Поляна на взгорке, на поляне – избушка.
Избушка – так себе, амбар, рядов в тринадцать-четырнадцать, в одно оконце, без сеней, а то и без крыши. Кто их издревле рубит по тайге?.. Приходят по весне какие-то люди, валят сосняк поровней, ошкуривают… А ближе к осени погожими днями за какую-нибудь неделю в три-четыре топора срубят. Найдется и глина поблизости, и камни – собьют камелек, и трубу на крышу выведут, и нары сколотят – живи не хочу!
Зайдешь в такую избушку зимой – жилым духом не пахнет. На стенах, в пазах, куржак, в ладонь толщиной, промозглый запах застоялого дыма.

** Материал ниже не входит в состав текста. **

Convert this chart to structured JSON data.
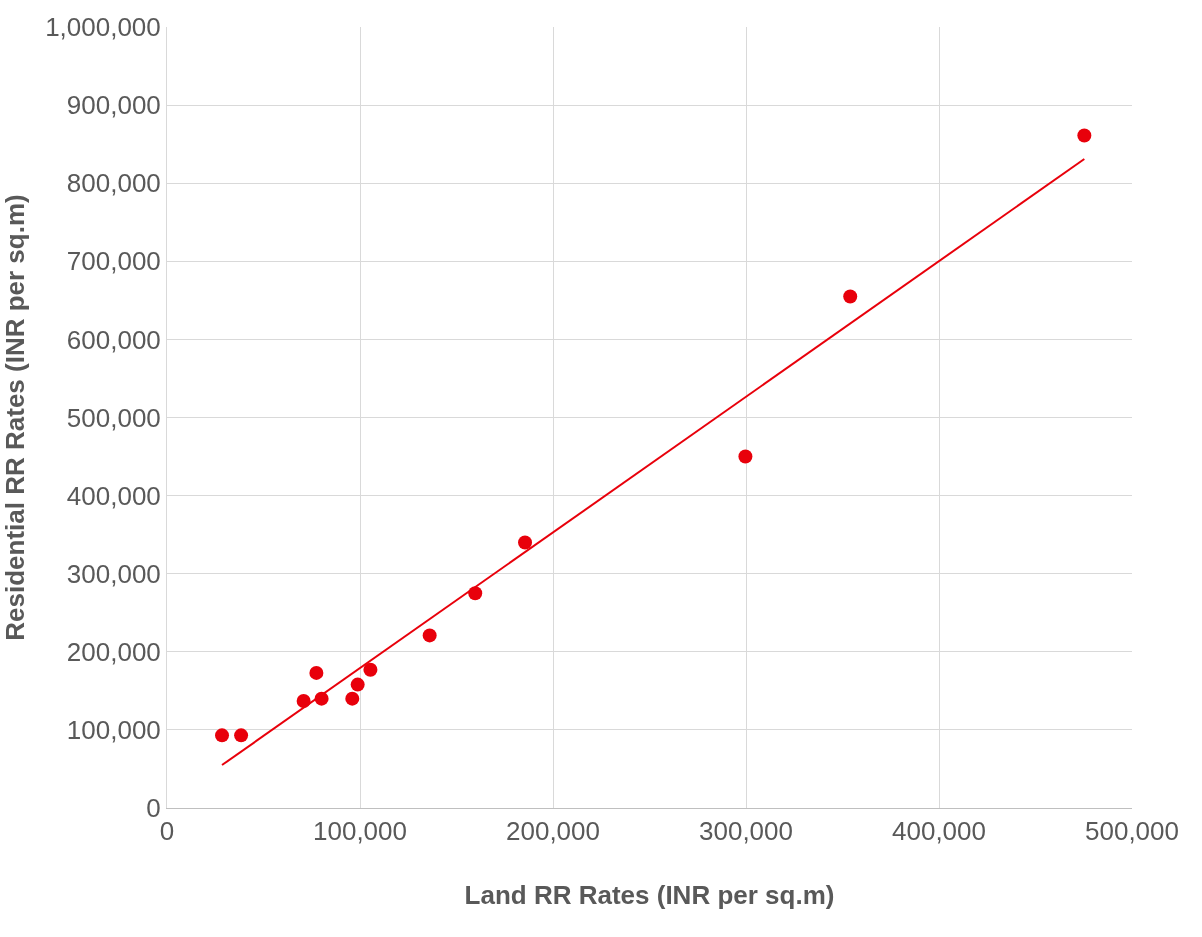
{
  "chart_data": {
    "type": "scatter",
    "xlabel": "Land RR Rates (INR per sq.m)",
    "ylabel": "Residential RR Rates (INR per sq.m)",
    "series": [
      {
        "color": "#e8000b",
        "marker": "circle",
        "x": [
          28500,
          38400,
          70800,
          77400,
          80100,
          96000,
          98800,
          105400,
          136100,
          159700,
          185500,
          299700,
          354000,
          475300
        ],
        "values": [
          93000,
          93000,
          137000,
          173000,
          140000,
          140000,
          158000,
          177000,
          221000,
          275000,
          340000,
          450000,
          655000,
          861000
        ]
      },
      {
        "type": "line",
        "color": "#e8000b",
        "marker": "none",
        "line_style": "solid",
        "x": [
          28500,
          475300
        ],
        "values": [
          55000,
          831000
        ]
      }
    ],
    "xlim": [
      0,
      500000
    ],
    "xticks": [
      0,
      {
        "value": 100000,
        "label": "100,000"
      },
      {
        "value": 200000,
        "label": "200,000"
      },
      {
        "value": 300000,
        "label": "300,000"
      },
      {
        "value": 400000,
        "label": "400,000"
      },
      {
        "value": 500000,
        "label": "500,000"
      }
    ],
    "ylim": [
      0,
      1000000
    ],
    "yticks": [
      0,
      {
        "value": 100000,
        "label": "100,000"
      },
      {
        "value": 200000,
        "label": "200,000"
      },
      {
        "value": 300000,
        "label": "300,000"
      },
      {
        "value": 400000,
        "label": "400,000"
      },
      {
        "value": 500000,
        "label": "500,000"
      },
      {
        "value": 600000,
        "label": "600,000"
      },
      {
        "value": 700000,
        "label": "700,000"
      },
      {
        "value": 800000,
        "label": "800,000"
      },
      {
        "value": 900000,
        "label": "900,000"
      },
      {
        "value": 1000000,
        "label": "1,000,000"
      }
    ],
    "grid": true
  }
}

Но вот затрещали в камельке поленья… Потянуло густым волглым запахом оттаивающей глины; со стен каплет. Угарно. Лучше набить полный камелек и выйти пока на улицу, нарубить загодя дровишек… Через полчаса в избушке теплее и не тяжко. Можно скинуть полушубок и наторкать в камелек еще дополна. Стены слегка парят, тихое блаженство, радость. «А-а!..– хочется сказать.– Вот так-то». Теперь уж везде почти сухо, но доски нар еще холодные. Ничего – скоро. Можно пока кинуть на них полушубок, под голову мешок с харчами, ноги – к камельку. И дремота охватит – сил нет. Лень встать и подкинуть еще в камелек. А надо.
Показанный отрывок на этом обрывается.